Users can implement any similarity measure by extending this class, but WInte.r already provides several similarity measures, which can be found in the similarity package and are described in the following.

String Similarity

  • Jaccard Similarity on Word Tokens: The class TokenizingJaccardSimilarity tokenises strings and then calculates the Jaccard similarity on the resulting token sets.

  • Jaccard Similarity on N-Grams: The class JaccardOnNGramsSimilarity splits strings into n-grams and then calculates the Jaccard similarity on the resulting n-gram sets.

  • Generalised Jaccard Similarity: The class GeneralisedStringJaccard tokenises strings and then calculates the generalised Jaccard similarity on the resulting token sets, which compares tokens with an inner similarity measure (instead of equality as in standard Jaccard similarity).

  • Levenshtein Edit Distance: The class LevenshteinEditDistance calculates the absolute edit distance (= number of insert, delete or replace operations required to transform one string into the other)

  • Levenshtein Similarity: The class LevenshteinSimilarity calculates a relative similarity value based on the Levenshtein edit distance by dividing the edit distance by the number of characters in the longest of both strings.

  • Maximum Of Token Containment: The class MaximumOfTokenContainment tokenises strings, calculates the size of intersection of the token sets of both strings divided by the size of the token set of either string, and returns the maximum of both values.

  • TF-IDF Cosine Similarity: The class TFIDFCosineSimilarity tokenises strings based on a user-defined TokenGenerator, computes the term frequency-inverse document frequencies of the two token sets, and calculates the cosine similarity of the resulting TF-IDF vectors.

Numeric Similarity

  • Absolute Differences Similarity: The class AbsoluteDifferenceSimilarity calculates the absolute difference between two numbers and divides it by a user-specified maximum difference. If the difference exceeds the maximum difference, the similarity is 0.

  • Deviation Similarity: The class DeviationSimilarity divides the smaller number by the larger number and rescales all similarity values below 1 to the range [0, 0.5].

  • Unadjusted Deviation Similarity: The class UnadjustedDeviationSimilarity divides the smaller number by the larger number.

  • Percentage Similarity: The class PercentageSimilarity divides the absolute difference between two number by the maximum of both numbers.

Date Similarity

  • Day Similarity: The class DaySimilarity divides the absolute difference in days between two dates and divides it by a user-specified maximum difference.

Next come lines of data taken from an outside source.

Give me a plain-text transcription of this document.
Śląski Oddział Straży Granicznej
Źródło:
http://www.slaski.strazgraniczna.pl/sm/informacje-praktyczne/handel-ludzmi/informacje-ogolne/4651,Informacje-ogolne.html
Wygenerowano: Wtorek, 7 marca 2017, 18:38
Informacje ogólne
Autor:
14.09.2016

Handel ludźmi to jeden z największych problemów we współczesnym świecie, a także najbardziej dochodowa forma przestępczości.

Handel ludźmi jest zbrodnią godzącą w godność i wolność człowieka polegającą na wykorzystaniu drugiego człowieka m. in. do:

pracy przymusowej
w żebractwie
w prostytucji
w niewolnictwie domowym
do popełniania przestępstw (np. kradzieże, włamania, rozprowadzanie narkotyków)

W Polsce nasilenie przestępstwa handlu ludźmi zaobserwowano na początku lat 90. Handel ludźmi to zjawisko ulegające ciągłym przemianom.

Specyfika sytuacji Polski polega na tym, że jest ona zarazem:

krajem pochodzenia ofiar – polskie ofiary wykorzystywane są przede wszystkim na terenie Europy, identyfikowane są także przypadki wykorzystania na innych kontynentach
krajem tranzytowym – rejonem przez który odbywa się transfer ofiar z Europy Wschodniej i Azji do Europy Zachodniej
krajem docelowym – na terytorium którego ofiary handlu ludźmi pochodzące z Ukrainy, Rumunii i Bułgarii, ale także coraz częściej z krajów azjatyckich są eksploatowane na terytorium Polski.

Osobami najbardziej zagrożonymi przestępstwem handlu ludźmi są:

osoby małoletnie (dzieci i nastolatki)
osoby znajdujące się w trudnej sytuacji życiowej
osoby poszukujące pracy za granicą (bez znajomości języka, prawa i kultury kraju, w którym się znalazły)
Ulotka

  • Year Similarity: The class YearSimilarity divides the absolute difference in years between two dates and divides it by a user-specified maximum difference.

  • WeightedDateSimilarity: The class WeightedDateSimilarity calculates a weighted average of the similarity between two dates' day, month, and year part. The weights are specified by the user.

Geo Coordinate Similarity

  • Geo Coordinate Similarity: The class GeoCoordinateSimilarity calculates the similarity of two geo coordinates based on the distance in kilometers between them. If the distance exceeds the maximum distance, the similarity is 0.